November 16 – December 21, 2002

Delia Brown
Pastorale

November 16 – December 21, 2002
Opening Reception: Saturday, November 16, 6-8 PM

D’Amelio Terras is pleased to present Pastorale, the second New York solo exhibition by gallery artist Delia Brown. Each of Brown’s projects has explored a particular theme through genre painting. Pastorale explores the aspirations toward truth and spirituality embedded in notions of the pastoral. Brown will present a music video she directed and produced as well as a series of imaginary landscape paintings.

Finding inspiration in “Closer,” a song by west coast singer/songwriter Goapele, Brown conceived a project based on the music.
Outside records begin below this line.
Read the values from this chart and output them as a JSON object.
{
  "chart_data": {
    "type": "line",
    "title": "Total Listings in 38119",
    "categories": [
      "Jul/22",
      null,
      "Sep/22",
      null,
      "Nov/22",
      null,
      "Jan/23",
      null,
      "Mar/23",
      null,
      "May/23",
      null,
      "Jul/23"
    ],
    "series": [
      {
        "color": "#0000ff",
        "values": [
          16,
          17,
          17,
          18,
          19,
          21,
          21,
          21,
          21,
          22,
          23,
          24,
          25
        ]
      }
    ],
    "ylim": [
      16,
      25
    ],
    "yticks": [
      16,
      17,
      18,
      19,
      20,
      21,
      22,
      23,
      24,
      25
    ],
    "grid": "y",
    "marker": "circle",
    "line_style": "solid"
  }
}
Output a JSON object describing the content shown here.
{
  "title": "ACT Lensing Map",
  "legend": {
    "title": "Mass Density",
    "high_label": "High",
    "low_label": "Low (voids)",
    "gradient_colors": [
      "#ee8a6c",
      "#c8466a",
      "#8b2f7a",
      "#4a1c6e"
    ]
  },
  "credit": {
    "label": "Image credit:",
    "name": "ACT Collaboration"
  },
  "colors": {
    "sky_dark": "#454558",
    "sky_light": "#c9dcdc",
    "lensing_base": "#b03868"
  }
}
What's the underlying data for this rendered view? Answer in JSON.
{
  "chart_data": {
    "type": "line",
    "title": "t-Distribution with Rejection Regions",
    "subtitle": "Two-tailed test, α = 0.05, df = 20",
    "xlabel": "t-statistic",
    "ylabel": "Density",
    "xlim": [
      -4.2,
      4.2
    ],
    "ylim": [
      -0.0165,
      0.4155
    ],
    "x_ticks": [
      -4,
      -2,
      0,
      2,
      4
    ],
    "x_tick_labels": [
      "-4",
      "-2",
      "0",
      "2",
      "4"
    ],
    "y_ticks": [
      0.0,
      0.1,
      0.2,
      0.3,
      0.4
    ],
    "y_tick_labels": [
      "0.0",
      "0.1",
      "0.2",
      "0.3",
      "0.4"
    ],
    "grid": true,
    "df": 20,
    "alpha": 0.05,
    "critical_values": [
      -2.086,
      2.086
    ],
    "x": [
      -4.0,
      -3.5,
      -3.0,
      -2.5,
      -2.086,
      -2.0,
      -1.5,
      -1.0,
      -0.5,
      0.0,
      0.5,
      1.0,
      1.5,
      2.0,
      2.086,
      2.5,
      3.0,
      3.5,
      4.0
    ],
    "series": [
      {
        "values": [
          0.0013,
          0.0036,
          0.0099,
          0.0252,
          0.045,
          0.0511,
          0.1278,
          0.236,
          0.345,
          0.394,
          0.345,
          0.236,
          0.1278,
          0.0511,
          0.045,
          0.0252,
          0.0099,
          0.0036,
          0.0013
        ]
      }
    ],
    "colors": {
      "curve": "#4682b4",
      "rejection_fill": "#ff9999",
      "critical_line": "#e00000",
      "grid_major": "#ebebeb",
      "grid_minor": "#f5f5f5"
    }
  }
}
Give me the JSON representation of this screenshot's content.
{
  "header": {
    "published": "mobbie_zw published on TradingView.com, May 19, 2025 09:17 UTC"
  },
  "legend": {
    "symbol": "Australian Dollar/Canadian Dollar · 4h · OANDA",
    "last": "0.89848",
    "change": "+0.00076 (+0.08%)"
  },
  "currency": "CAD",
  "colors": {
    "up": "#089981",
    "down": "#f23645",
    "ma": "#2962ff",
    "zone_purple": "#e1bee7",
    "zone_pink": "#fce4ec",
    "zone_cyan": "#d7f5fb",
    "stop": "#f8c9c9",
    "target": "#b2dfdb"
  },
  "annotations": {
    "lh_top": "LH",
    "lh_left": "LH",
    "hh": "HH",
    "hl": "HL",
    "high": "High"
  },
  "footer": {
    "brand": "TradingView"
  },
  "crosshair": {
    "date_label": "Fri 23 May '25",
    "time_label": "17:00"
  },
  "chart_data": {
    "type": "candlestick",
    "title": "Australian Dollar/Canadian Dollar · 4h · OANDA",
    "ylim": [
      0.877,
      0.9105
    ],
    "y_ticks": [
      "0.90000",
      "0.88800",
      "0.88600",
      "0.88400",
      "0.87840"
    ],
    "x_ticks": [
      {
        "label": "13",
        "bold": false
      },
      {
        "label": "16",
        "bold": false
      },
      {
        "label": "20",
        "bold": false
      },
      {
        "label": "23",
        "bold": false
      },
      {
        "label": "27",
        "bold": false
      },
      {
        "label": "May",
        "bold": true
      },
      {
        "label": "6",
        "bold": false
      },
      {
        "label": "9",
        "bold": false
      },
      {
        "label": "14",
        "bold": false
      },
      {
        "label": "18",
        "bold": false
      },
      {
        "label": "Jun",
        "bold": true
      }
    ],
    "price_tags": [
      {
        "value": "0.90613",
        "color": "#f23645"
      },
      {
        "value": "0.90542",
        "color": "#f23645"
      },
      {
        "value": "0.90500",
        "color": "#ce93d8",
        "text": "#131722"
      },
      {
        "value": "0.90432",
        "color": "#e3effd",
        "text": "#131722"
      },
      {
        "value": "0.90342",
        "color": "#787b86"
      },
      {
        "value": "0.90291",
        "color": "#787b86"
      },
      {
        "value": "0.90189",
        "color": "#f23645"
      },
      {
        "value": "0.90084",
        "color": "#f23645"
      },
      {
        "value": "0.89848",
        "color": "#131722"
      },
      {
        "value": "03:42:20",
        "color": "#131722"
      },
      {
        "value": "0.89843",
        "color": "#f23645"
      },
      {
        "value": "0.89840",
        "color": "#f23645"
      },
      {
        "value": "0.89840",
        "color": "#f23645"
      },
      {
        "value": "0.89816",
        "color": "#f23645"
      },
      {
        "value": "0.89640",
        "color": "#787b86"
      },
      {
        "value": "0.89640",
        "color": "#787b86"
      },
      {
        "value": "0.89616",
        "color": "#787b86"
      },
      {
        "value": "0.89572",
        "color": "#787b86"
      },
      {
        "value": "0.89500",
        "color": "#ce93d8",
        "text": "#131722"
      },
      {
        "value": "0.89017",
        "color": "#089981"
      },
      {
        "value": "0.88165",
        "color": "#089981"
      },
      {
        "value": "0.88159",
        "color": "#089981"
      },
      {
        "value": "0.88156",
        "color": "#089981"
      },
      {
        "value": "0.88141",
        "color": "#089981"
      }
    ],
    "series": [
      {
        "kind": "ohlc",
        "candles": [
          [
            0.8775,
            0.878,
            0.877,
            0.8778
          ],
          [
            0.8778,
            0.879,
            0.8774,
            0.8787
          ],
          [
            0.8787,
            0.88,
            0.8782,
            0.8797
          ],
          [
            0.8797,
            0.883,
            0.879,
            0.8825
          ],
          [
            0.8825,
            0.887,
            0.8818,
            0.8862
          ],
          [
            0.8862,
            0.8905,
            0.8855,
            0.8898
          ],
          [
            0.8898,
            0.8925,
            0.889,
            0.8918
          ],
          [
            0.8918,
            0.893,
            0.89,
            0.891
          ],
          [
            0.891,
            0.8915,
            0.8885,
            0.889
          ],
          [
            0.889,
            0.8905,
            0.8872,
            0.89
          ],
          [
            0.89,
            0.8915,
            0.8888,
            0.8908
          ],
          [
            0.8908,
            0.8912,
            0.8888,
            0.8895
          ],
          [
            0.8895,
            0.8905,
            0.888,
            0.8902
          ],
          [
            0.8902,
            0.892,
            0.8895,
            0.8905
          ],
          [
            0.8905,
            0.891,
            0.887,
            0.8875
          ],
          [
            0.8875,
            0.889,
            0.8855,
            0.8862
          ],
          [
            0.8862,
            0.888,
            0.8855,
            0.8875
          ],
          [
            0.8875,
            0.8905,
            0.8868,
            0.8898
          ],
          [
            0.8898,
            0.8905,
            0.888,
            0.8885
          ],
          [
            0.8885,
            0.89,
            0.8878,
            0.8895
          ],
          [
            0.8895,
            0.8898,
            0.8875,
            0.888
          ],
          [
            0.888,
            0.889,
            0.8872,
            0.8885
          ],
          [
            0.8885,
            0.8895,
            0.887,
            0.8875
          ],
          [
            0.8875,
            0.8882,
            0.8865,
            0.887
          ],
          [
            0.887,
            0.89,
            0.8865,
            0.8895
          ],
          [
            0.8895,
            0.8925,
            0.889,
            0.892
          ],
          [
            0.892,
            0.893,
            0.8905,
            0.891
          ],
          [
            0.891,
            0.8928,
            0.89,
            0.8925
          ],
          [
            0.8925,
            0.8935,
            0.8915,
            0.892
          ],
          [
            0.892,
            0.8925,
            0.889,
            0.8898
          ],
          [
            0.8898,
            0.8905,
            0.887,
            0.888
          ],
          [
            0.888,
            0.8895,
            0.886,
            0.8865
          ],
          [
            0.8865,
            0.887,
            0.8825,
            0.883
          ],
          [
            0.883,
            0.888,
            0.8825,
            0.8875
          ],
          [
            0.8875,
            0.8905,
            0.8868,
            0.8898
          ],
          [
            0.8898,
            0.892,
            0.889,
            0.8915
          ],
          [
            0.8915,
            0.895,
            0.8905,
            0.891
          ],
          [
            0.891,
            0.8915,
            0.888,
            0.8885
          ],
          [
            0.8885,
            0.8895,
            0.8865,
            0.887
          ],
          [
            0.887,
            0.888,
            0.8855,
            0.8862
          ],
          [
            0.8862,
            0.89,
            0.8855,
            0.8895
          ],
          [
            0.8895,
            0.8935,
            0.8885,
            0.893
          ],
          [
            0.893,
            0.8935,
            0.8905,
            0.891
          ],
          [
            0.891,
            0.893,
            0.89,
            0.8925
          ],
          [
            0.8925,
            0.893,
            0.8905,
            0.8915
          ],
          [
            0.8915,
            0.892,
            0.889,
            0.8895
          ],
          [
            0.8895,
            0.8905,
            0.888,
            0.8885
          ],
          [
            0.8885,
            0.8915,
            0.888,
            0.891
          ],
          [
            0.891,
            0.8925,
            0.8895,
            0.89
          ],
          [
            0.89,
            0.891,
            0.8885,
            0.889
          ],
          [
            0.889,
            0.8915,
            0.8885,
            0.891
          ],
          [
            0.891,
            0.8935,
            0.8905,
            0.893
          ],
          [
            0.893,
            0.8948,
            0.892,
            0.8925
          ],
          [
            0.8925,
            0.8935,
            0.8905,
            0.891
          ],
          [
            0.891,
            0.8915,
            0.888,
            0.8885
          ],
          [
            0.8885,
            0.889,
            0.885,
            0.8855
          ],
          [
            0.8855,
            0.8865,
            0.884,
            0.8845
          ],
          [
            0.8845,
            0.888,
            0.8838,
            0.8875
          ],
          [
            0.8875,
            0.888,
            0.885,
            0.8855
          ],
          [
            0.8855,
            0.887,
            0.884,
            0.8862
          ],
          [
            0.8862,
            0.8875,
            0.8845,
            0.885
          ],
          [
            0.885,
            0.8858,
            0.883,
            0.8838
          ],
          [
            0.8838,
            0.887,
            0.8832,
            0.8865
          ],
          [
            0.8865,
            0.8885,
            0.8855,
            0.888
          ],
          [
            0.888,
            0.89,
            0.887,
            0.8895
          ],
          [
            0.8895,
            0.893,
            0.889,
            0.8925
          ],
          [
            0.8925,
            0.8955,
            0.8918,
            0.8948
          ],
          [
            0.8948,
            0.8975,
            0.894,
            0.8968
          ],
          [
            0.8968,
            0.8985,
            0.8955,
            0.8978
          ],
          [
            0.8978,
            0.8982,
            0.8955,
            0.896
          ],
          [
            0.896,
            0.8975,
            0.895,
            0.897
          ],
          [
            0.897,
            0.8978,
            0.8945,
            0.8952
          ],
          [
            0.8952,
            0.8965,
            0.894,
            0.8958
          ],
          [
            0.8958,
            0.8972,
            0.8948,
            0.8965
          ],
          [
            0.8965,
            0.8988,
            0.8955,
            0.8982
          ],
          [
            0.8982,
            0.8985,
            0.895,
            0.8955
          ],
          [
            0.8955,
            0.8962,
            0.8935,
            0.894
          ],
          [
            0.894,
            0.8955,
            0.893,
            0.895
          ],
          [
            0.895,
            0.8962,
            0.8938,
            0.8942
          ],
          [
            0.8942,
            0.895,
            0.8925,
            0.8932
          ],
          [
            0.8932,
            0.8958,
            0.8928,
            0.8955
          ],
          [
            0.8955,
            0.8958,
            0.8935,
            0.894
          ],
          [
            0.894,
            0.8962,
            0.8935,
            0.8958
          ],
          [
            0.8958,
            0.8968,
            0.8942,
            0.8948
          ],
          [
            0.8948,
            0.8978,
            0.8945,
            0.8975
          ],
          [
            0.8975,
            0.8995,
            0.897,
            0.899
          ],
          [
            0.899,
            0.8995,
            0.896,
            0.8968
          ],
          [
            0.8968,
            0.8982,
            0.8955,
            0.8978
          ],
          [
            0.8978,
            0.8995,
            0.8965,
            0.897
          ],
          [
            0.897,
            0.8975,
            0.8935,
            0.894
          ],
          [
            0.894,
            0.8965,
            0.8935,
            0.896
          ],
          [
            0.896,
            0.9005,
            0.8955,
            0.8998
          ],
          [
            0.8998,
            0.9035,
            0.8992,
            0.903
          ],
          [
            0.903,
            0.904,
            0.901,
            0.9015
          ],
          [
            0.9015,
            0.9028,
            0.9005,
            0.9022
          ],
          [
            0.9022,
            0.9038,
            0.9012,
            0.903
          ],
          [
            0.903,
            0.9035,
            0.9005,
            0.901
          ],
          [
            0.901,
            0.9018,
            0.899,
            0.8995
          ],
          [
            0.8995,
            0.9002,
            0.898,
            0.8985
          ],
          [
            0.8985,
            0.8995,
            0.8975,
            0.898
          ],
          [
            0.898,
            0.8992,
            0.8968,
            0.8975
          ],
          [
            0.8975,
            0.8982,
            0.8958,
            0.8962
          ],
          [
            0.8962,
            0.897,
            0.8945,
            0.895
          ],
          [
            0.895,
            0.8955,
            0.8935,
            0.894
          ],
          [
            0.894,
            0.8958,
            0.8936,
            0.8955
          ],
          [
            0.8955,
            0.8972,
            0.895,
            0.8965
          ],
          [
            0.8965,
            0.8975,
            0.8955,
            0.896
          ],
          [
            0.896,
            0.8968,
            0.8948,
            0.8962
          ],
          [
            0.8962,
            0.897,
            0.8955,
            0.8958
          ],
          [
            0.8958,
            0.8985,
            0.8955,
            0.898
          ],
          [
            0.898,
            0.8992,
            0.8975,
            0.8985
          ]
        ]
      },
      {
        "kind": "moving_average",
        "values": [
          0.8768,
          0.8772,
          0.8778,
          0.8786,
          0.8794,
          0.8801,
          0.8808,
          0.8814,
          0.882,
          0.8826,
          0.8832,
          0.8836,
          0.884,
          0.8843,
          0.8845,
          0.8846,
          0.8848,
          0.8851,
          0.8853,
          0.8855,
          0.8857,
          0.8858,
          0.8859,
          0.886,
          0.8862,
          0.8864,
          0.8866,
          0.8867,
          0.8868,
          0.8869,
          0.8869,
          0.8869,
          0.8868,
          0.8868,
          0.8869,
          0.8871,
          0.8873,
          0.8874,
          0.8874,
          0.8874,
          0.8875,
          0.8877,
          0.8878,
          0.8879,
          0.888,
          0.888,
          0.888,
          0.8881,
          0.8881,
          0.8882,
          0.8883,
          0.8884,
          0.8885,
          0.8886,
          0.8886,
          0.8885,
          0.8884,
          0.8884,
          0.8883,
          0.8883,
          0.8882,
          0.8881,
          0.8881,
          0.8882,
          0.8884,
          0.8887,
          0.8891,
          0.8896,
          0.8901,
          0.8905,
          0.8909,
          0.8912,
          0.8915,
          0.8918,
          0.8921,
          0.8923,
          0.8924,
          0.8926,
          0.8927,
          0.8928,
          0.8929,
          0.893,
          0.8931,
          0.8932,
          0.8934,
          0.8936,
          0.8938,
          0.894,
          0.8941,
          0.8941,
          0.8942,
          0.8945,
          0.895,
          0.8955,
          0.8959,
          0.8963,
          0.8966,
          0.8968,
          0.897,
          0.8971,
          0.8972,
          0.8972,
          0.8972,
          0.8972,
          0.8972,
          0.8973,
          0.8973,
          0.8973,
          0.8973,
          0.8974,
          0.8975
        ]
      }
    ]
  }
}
Brown casts the singer as an omniscient presence, roaming through an afternoon party. The rustic location, the smooth tracking of the camera, the song’s soulful acoustics, and Goapele’s rich, warm voice set the tone for the pop idyll.

Also presented is a series of large oil paintings depicting imagined arcadian settings. Their titles refer us to Marie Antoinette's Hameau de la Reine, the rustic playland constructed on the grounds of Versailles where she enacted fantasies of peasant life, and Henry David Thoreau's Walden Pond, site of "self-reliance" and the individual's independence from established culture. In the paintings for Pastorale, Brown put aside her previous use of photographic sources and allowed the paintings to unfold without predetermined ideas about imagery and subject matter. With this project, Brown seeks to draw a parallel between the romantic ideals of painting and Western culture’s idealization of the landscape as the site of spiritual renewal and divine discovery.

Delia Brown has recently held solo exhibitions at Il Capricorno in Venice, Italy, and Margo Leavin Gallery in Los Angeles, and has participated in group exhibitions in museums and galleries across Europe and the United States. Concurrent with the exhibition at D’Amelio Terras, her work will appear in Masquerade at the John Michael Kohler Arts Center in Wisconsin and in ContemporaryArtProject at the Seattle Art Museum in Washington. She received an MFA in painting from UCLA in 2000.